The Georgian Parliament has passed amendments to the election code that will prevent Georgians living abroad from voting in elections unless they travel back to the country to do so.
The amendments, initiated in November by the ruling Georgian Dream party and its allies, were approved with the third and final hearing on Wednesday by a vote of 79 to 11. Unlike past practice, polling stations will no longer be opened abroad for parliamentary elections, and voting will take place only within the country’s borders, similar to procedures for municipal elections.
The now-adopted amendments have become a subject of broad public debate within Georgian society, both among those living in the country and Georgians residing abroad. Critics have repeatedly accused the ruling party of attempting to strip citizens living abroad of their right to vote.
The ruling party itself denied this intention and sought to downplay the possible consequences of the new legislation, with Parliamentary Speaker Shalva Papuashvili noting that ‘nothing is changing regarding the voting rights of citizens abroad’.
‘As before, every citizen of Georgia will have full rights and the opportunity to vote in elections; the only condition is coming to the homeland once every four years to cast their vote in Georgia’, he said at a briefing in parliament in November.
Defending the amendments, Papuashvili framed them as a measure against ‘external interference’ in Georgian elections, claiming that the 2024 parliamentary elections — whose disputed results kept Georgian Dream in power — ‘clearly showed how open and brutal informational and political pressure on voters from abroad can be’.
The authorities also sought to frame the legislation as an attempt to place Georgian emigrants on equal footing, with Prime Minister Irakli Kobakhidze stating that Georgians living in Russia have been unable to vote from there since 2008 — following the August war and the suspension of diplomatic relations between the two countries.
‘Can it be that one half has one privilege and the other half has a different privilege? Have you heard anyone express concern about that? This is because their reasoning is entirely subjective and not based on real arguments’, Kobakhidze said.

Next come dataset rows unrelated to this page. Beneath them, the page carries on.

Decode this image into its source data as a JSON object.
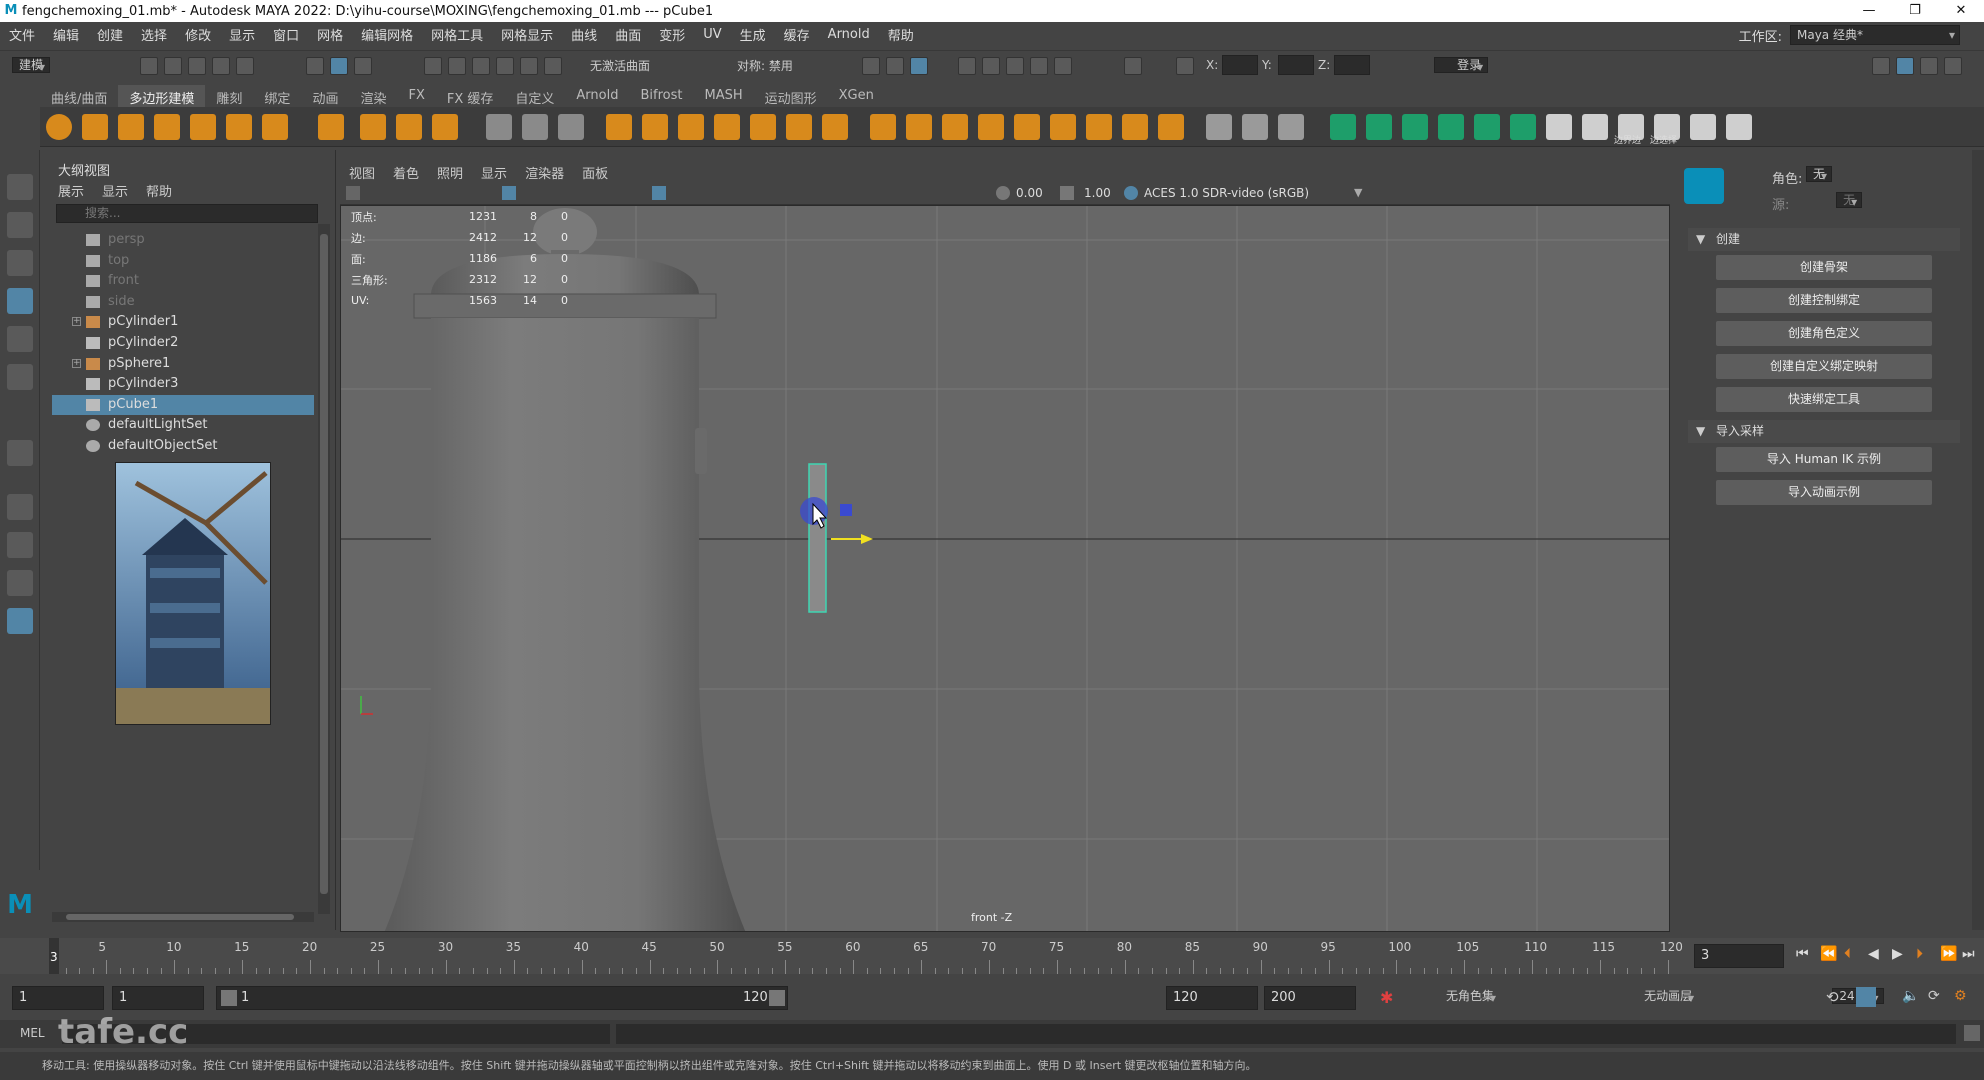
{
  "title_bar": {
    "app_logo": "M",
    "title": "fengchemoxing_01.mb* - Autodesk MAYA 2022: D:\\yihu-course\\MOXING\\fengchemoxing_01.mb   ---   pCube1",
    "minimize": "—",
    "maximize": "❐",
    "close": "✕"
  },
  "menu_bar": {
    "items": [
      "文件",
      "编辑",
      "创建",
      "选择",
      "修改",
      "显示",
      "窗口",
      "网格",
      "编辑网格",
      "网格工具",
      "网格显示",
      "曲线",
      "曲面",
      "变形",
      "UV",
      "生成",
      "缓存",
      "Arnold",
      "帮助"
    ],
    "workspace_label": "工作区:",
    "workspace_value": "Maya 经典*"
  },
  "status_line": {
    "mode_menu": "建模",
    "live_surface": "无激活曲面",
    "symmetry": "对称: 禁用",
    "x_label": "X:",
    "y_label": "Y:",
    "z_label": "Z:",
    "login": "登录"
  },
  "shelf": {
    "tabs": [
      "曲线/曲面",
      "多边形建模",
      "雕刻",
      "绑定",
      "动画",
      "渲染",
      "FX",
      "FX 缓存",
      "自定义",
      "Arnold",
      "Bifrost",
      "MASH",
      "运动图形",
      "XGen"
    ],
    "active_tab": 1,
    "label_a": "边界边",
    "label_b": "边选择"
  },
  "outliner": {
    "title": "大纲视图",
    "menu": [
      "展示",
      "显示",
      "帮助"
    ],
    "search_placeholder": "搜索...",
    "items": [
      {
        "label": "persp",
        "kind": "camera",
        "dim": true,
        "expand": false
      },
      {
        "label": "top",
        "kind": "camera",
        "dim": true,
        "expand": false
      },
      {
        "label": "front",
        "kind": "camera",
        "dim": true,
        "expand": false
      },
      {
        "label": "side",
        "kind": "camera",
        "dim": true,
        "expand": false
      },
      {
        "label": "pCylinder1",
        "kind": "group",
        "dim": false,
        "expand": true
      },
      {
        "label": "pCylinder2",
        "kind": "mesh",
        "dim": false,
        "expand": false
      },
      {
        "label": "pSphere1",
        "kind": "group",
        "dim": false,
        "expand": true
      },
      {
        "label": "pCylinder3",
        "kind": "mesh",
        "dim": false,
        "expand": false
      },
      {
        "label": "pCube1",
        "kind": "mesh",
        "dim": false,
        "expand": false,
        "selected": true
      },
      {
        "label": "defaultLightSet",
        "kind": "set",
        "dim": false,
        "expand": false
      },
      {
        "label": "defaultObjectSet",
        "kind": "set",
        "dim": false,
        "expand": false
      }
    ]
  },
  "viewport": {
    "menu": [
      "视图",
      "着色",
      "照明",
      "显示",
      "渲染器",
      "面板"
    ],
    "exposure": "0.00",
    "gamma": "1.00",
    "color_space": "ACES 1.0 SDR-video (sRGB)",
    "hud": [
      {
        "label": "顶点:",
        "a": "1231",
        "b": "8",
        "c": "0"
      },
      {
        "label": "边:",
        "a": "2412",
        "b": "12",
        "c": "0"
      },
      {
        "label": "面:",
        "a": "1186",
        "b": "6",
        "c": "0"
      },
      {
        "label": "三角形:",
        "a": "2312",
        "b": "12",
        "c": "0"
      },
      {
        "label": "UV:",
        "a": "1563",
        "b": "14",
        "c": "0"
      }
    ],
    "camera_label": "front -Z"
  },
  "right_panel": {
    "character_label": "角色:",
    "character_value": "无",
    "source_label": "源:",
    "source_value": "无",
    "sections": [
      {
        "title": "创建",
        "buttons": [
          "创建骨架",
          "创建控制绑定",
          "创建角色定义",
          "创建自定义绑定映射",
          "快速绑定工具"
        ]
      },
      {
        "title": "导入采样",
        "buttons": [
          "导入 Human IK 示例",
          "导入动画示例"
        ]
      }
    ]
  },
  "timeline": {
    "ticks": [
      "5",
      "10",
      "15",
      "20",
      "25",
      "30",
      "35",
      "40",
      "45",
      "50",
      "55",
      "60",
      "65",
      "70",
      "75",
      "80",
      "85",
      "90",
      "95",
      "100",
      "105",
      "110",
      "115",
      "120"
    ],
    "current_frame": "3",
    "frame_field": "3"
  },
  "range_bar": {
    "start": "1",
    "playback_start": "1",
    "slider_start": "1",
    "slider_end": "120",
    "playback_end": "120",
    "end": "200",
    "character_set": "无角色集",
    "anim_layer": "无动画层",
    "fps": "24 fps"
  },
  "command_line": {
    "lang": "MEL",
    "watermark": "tafe.cc"
  },
  "help_line": {
    "text": "移动工具: 使用操纵器移动对象。按住 Ctrl 键并使用鼠标中键拖动以沿法线移动组件。按住 Shift 键并拖动操纵器轴或平面控制柄以挤出组件或克隆对象。按住 Ctrl+Shift 键并拖动以将移动约束到曲面上。使用 D 或 Insert 键更改枢轴位置和轴方向。"
  },
  "colors": {
    "selection": "#5285a6",
    "maya_teal": "#0a8fb8",
    "shelf_green": "#1e9e6a",
    "shelf_orange": "#d88a1c"
  }
}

According to him, another aim of the amendments is to ensure an ‘informed choice’, noting that for this it is important ‘to come to the country even for a single day and see [...] what is happening in the country’.
However, critics have rejected the ruling party’s justification.
The Social Justice Center (SJC) described the amendments as a tool to ‘effectively abolish’ the ability of Georgians living abroad to exercise their ‘active right to vote’. Responding to Georgian Dream’s claims of external interference, the SJC said such assertions by the party are ‘unsubstantiated and not based on tangible empirical arguments or data’.
According to the organisation, by imposing an obligation to return to Georgia in order to vote, the ruling party disregards the hardships of Georgian emigrants, including immigration procedures and employment conditions, which often prevent them from returning home ‘even in times of [personal] tragedies’.
The SJC also rejected the authorities’ claims about ensuring an informed choice, pointing to emigrants’ active involvement in Georgia’s social and economic life — including through substantial remittances — as well as their active mobilisation during elections and their engagement in political and social activism in their homeland.
Condemning the ruling party’s amendments, the Georgian diaspora movement Qarebi (Winds) described them as yet another demonstration of ‘illegitimate government’s plan to undermine Georgia’s Constitution’.
‘Emigrants are an important part of Georgian society and the economy, and participation in elections is not a privilege but our constitutional right’, the movement said in a Facebook post published in November.
According to the official results of the 2024 parliamentary elections, Georgian Dream received only 13.5% of the vote in polling stations opened abroad. An overwhelming majority of ballots went to the opposition.
According to official results, with 67 polling stations opened across 42 countries, over 34,000 people cast their ballots at the time — far fewer than the 95,910 registered voters abroad and well below the total number of Georgian emigrants around the world. Estimates of the georgian diaspora range from several hundred thousand to over a million, with a significant amount residing in Russia and large communities in EU countries, as well as the US.
Ruling party representatives have cited the overseas turnout in 2024 as proof that the emigrant vote is not large enough to pose a threat to Georgian Dream. However, critics argued during the 2024 vote that the authorities failed to open enough polling stations abroad, limiting many emigrants’ ability to vote near their place of residence.
The amendments to the election code were introduced by Georgian Dream amid a series of recently adopted restrictive legislations targeting civil society, independent media, the political opposition, and street protests.
Georgian Dream has repeatedly claimed that the new bills are necessary to fight the ‘influence of external powers’. Nonetheless, critics of the ruling party have emphasised that these changes aim to undermine freedoms in an already fragile democracy.